Found this comment (from Fivetran's CEO, so, with that in mind) regarding this article enlightening regarding the costs they were facing here https://twitter.com/frasergeorgew/status/1808326803796512865

pbd · 2024-07-15T03:31:19 1721014279

Snowflake as destination is very very easy to work with on fivetran. Fivetran didn't have S3 as destination till late 2022. So it literally forces you to use one of BQ, Snowflake, redshift as destination. So fivetran CEO's defence is pretty stupid.

mritchie712 · 2024-07-14T18:30:13 1720981813

They weren't that quiet about it:

> Moving several large, crucial Postgres datasets (some of them tens of TB large) to data lake gave us a net savings of over a million dollars for 2022 and proportionally higher savings in 2023 and 2024.

patrickmay · 2024-07-14T20:28:56 1720988936

I'd like to see more details. 10s of TB isn't that large -- why so expensive?

shrikant · 2024-07-15T08:07:02 1721030822

Fivetran charges by "monthly active rows", which quickly adds up when you have hundreds of millions to billions of rows that are constantly changing.

https://fivetran.com/docs/usage-based-pricing

mritchie712 · 2024-07-15T11:41:39 1721043699

yep, and Notion's data model is really bad for this pricing. Almost every line you type is a "block" which is a new row in their database.

aabhay · 2024-07-15T03:48:35 1721015315

They’re likely paying for egress from the databases as well.

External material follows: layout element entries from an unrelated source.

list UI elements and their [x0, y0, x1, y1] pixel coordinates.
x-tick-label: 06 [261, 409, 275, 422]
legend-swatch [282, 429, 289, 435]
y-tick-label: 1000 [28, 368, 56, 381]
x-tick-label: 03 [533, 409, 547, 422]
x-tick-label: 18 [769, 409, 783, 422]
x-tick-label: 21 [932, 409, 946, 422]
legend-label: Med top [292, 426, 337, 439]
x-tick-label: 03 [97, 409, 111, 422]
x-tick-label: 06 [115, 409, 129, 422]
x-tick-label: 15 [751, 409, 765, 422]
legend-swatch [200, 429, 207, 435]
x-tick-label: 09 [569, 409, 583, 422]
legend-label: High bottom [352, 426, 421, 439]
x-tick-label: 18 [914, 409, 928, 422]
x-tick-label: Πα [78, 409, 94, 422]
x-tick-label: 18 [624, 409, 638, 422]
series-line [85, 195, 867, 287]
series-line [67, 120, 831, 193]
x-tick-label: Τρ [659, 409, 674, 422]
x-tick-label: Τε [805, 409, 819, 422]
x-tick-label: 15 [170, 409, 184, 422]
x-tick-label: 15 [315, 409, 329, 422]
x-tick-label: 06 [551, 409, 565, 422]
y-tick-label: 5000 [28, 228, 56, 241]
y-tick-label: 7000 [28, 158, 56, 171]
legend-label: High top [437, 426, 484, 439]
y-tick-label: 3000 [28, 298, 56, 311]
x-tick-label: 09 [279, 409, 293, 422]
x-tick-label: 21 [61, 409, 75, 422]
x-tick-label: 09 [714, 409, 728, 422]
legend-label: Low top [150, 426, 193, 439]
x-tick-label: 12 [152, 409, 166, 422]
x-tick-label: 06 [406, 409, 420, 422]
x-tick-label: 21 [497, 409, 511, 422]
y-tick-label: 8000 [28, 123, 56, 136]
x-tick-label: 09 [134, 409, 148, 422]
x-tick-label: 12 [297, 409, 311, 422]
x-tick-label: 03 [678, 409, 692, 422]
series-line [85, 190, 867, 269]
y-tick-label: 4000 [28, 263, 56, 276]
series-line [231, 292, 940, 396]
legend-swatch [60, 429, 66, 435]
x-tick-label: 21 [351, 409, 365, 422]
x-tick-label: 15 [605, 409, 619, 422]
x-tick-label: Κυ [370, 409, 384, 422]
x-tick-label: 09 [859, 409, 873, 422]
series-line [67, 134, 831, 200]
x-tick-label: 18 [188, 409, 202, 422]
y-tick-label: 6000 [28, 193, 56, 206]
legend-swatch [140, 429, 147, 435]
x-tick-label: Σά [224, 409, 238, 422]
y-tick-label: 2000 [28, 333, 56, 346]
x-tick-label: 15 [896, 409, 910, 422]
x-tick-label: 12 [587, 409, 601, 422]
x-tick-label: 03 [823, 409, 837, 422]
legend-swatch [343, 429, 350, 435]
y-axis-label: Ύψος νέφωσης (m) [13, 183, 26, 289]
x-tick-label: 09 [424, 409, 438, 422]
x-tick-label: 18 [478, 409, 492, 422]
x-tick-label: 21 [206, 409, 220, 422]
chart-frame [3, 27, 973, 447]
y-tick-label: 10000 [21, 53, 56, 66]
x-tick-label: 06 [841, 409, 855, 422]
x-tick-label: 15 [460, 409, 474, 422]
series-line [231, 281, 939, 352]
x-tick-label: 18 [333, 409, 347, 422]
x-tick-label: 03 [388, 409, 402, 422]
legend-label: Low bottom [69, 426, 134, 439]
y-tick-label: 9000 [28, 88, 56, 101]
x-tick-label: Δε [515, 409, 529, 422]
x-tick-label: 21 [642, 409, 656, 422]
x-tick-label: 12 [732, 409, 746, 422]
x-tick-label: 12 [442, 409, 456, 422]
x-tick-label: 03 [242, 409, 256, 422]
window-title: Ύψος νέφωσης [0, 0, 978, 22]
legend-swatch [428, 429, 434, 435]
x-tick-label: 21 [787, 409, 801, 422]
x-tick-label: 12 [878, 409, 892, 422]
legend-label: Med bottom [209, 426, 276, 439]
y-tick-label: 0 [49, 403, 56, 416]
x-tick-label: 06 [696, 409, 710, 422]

tomrod · 2024-07-15T04:47:48 1721018868

DBA salaries, maybe?

riku_iki · 2024-07-14T22:46:29 1720997189

Maybe cloud hosted

sneak · 2024-07-14T16:52:57 1720975977

I thought the quiet part was that they are data mining their customer data (and disclosing it to multiple third parties) because it’s not E2EE and they can read everyone’s private and proprietary notes.

Otherwise, this is the perfect app for sharding/horizontal scalability. Your notes don’t need to be queried or joined with anyone else’s notes.

altdataseller · 2024-07-14T20:24:40 1720988680

Also whether this data lake is worth the costs/effort. How does this data lake add value to the user experience? What is this “AI” stuff that this data lake enables?

For example, they mention search. But i imagine it is just searching only within your own docs. Which i presume should be fast and efficient if everything is sharded by user in Postgres.

The tech stuff is all fine and good, but if it adds no value, its just playing with technology for technology sakes

wearhere · 2024-07-15T01:58:03 1721008683

I too was surprised to read that they were syncing what reads, at a glance, to be their entire database into the data lake. IIUC the reason that Snowflake prioritizes inserts over updates is because you're supposed to stream events derived from your data, not the data itself.

redpoint · 2024-07-14T17:01:20 1720976480

This ^. This switch from managed to in house is a good example of only building when necessary.